Katowice: The Katowice Climate Change Conference convened from 2-14 December 2018 in Katowice, Poland, concluding a busy year that featured an additional negotiation session to advance work on the PAWP. Parties adopted the “Katowice Climate Package,” which finalized nearly all of the PAWP, including decisions to facilitate common interpretation and implementation of the Paris Agreement on the mitigation section of NDCs, adaptation communications, ETF, GST, and financial transparency, among others. Work on cooperative approaches, under Article 6 of the Agreement, was not concluded, and parties agreed to conclude this work in 2019. The COP was unable to agree on whether to “welcome” or “note” the Intergovernmental Panel on Climate Change’s (IPCC) Special Report on 1.5°C of Global Warming.
Chile/Madrid: The Chile/Madrid Climate Change Conference convened from 2-13 December 2019 in Madrid, under the Presidency of Chile. Delegates established the Santiago Network for Averting, Minimizing, and Addressing Loss and Damage, and adopted the enhanced five-year Lima Work Programme and its Gender Action Plan. Parties also adopted three cover decisions under the different governing bodies, each named the “Chile/Madrid Time for Action.” On many issues, notably Article 6 and long-term finance, parties could not reach agreement.

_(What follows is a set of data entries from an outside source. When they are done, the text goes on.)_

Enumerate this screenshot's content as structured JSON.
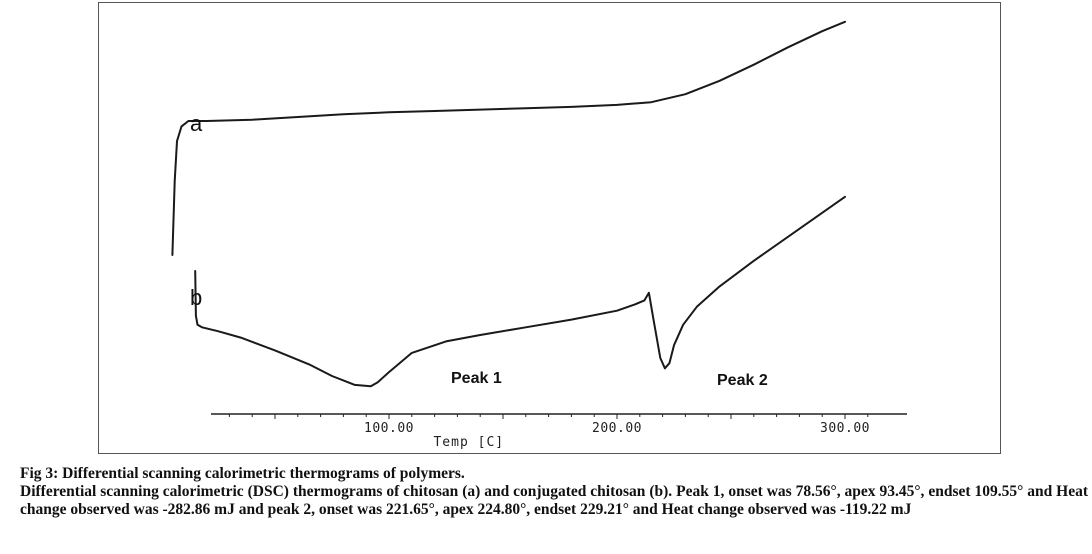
{
  "chart_data": {
    "type": "line",
    "title": "",
    "xlabel": "Temp [C]",
    "ylabel": "",
    "xlim": [
      0,
      305
    ],
    "x_ticks": [
      {
        "value": 100,
        "label": "100.00"
      },
      {
        "value": 200,
        "label": "200.00"
      },
      {
        "value": 300,
        "label": "300.00"
      }
    ],
    "grid": false,
    "series": [
      {
        "name": "a",
        "x": [
          5,
          6,
          7,
          9,
          12,
          20,
          40,
          60,
          80,
          100,
          120,
          140,
          160,
          180,
          200,
          215,
          230,
          245,
          260,
          275,
          290,
          300
        ],
        "y": [
          0.0,
          0.55,
          0.85,
          0.96,
          1.0,
          1.0,
          1.01,
          1.03,
          1.05,
          1.065,
          1.075,
          1.085,
          1.095,
          1.105,
          1.12,
          1.14,
          1.2,
          1.3,
          1.42,
          1.55,
          1.67,
          1.74
        ]
      },
      {
        "name": "b",
        "x": [
          15,
          15.3,
          16,
          18,
          25,
          35,
          50,
          65,
          75,
          85,
          92,
          95,
          100,
          110,
          125,
          140,
          160,
          180,
          200,
          208,
          212,
          214,
          216,
          219,
          221,
          223,
          225,
          229,
          235,
          245,
          260,
          280,
          300
        ],
        "y": [
          0.0,
          -0.35,
          -0.42,
          -0.44,
          -0.47,
          -0.52,
          -0.62,
          -0.73,
          -0.82,
          -0.89,
          -0.9,
          -0.87,
          -0.79,
          -0.64,
          -0.55,
          -0.5,
          -0.44,
          -0.38,
          -0.31,
          -0.26,
          -0.23,
          -0.17,
          -0.38,
          -0.68,
          -0.76,
          -0.72,
          -0.58,
          -0.42,
          -0.28,
          -0.12,
          0.08,
          0.33,
          0.58
        ]
      }
    ],
    "annotations": [
      {
        "text": "Peak 1",
        "x": 100,
        "y": -0.8
      },
      {
        "text": "Peak 2",
        "x": 230,
        "y": -0.8
      }
    ]
  },
  "caption": {
    "title": "Fig 3: Differential scanning calorimetric thermograms of polymers.",
    "body": "Differential scanning calorimetric (DSC) thermograms of chitosan (a) and conjugated chitosan (b). Peak 1, onset was 78.56°, apex 93.45°, endset 109.55° and Heat change observed was -282.86 mJ and peak 2, onset was 221.65°, apex 224.80°, endset 229.21° and Heat change observed was -119.22 mJ"
  }
}
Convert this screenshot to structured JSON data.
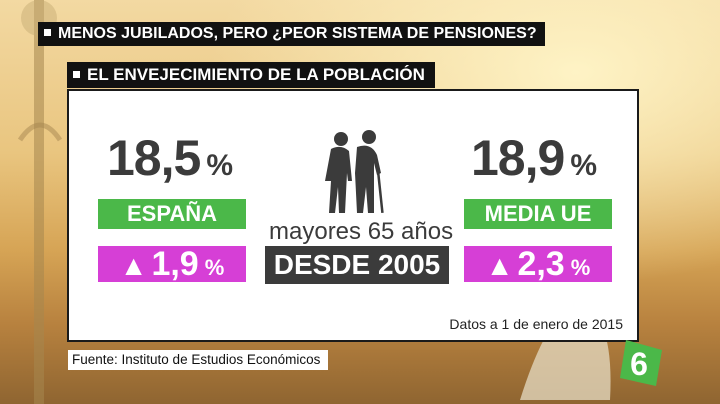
{
  "ticker": {
    "text": "MENOS JUBILADOS, PERO ¿PEOR SISTEMA DE PENSIONES?"
  },
  "subhead": {
    "text": "EL ENVEJECIMIENTO DE LA POBLACIÓN"
  },
  "left": {
    "value": "18,5",
    "unit": "%",
    "label": "ESPAÑA",
    "change_arrow": "▲",
    "change": "1,9",
    "change_unit": "%"
  },
  "center": {
    "icon": "elderly-couple-icon",
    "label": "mayores 65 años",
    "period": "DESDE 2005"
  },
  "right": {
    "value": "18,9",
    "unit": "%",
    "label": "MEDIA UE",
    "change_arrow": "▲",
    "change": "2,3",
    "change_unit": "%"
  },
  "footnote": "Datos a 1 de enero de 2015",
  "source": "Fuente: Instituto de Estudios Económicos",
  "logo": {
    "text": "6",
    "color": "#4bb849"
  },
  "colors": {
    "green": "#4bb849",
    "magenta": "#d63fd6",
    "dark": "#3b3b3b"
  }
}
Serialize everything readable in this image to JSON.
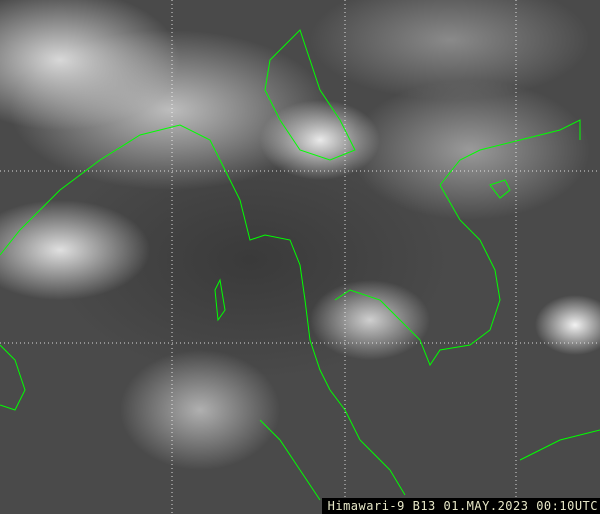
{
  "caption": "Himawari-9 B13 01.MAY.2023 00:10UTC",
  "colors": {
    "coastline": "#00ff00",
    "grid": "#ffffff",
    "caption_text": "#e8e8c8"
  }
}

Glasgow: The Glasgow Climate Change Conference convened in Scotland from 31 October-12 November 2021, following the COVID-19 pandemic-related interruption to the annual rhythm. Parties finalized the Paris Agreement rulebook, adopting guidelines, rules, and a work programme on Article 6 and agreeing on the format of reporting under the ETF. Parties adopted the “Glasgow Climate Pact,” a series of three overarching cover decisions that, for the first time, included a reference to phasing down unabated coal power and phasing out inefficient fossil fuel subsidies. They also agreed to work programmes on a global goal for adaptation, and on urgently scaling up mitigation; created the Glasgow Dialogue on loss and damage; established a process towards defining a new collective quantified goal on climate finance; and launched an annual dialogue on ocean-based climate action.
Sharm El-Sheikh: The Sharm El-Sheikh Climate Change Conference convened in Egypt from 6-20 November 2022 and concluded with the adoption of 60 decisions. For the first time, parties recognized the need for finance to respond to loss and damage associated with the adverse effects of climate change and established a fund and funding arrangements, with the details to be worked out in 2023. Key elements in the package leading to this agreement were work programmes on urgently scaling up mitigation ambition and the GGA. Parties also adopted two overarching cover decisions, together called the “Sharm El-Sheikh Implementation Plan.” Highlights of the cover decisions include:
- retaining the call to phase down unabated coal power and phase out inefficient fossil fuel subsidies, as adopted in the Glasgow Climate Pact;
- urging parties that have not yet communicated new or updated NDCs or long-term low GHG development strategies to do so as soon as possible before CMA 5;
- establishing a work programme on just transition to discuss pathways to achieve the goals of the Paris Agreement; and
- calling for multilateral development bank reform.
The meeting also launched the selection process for the host of the Santiago Network secretariat and continued the technical dialogue under the GST.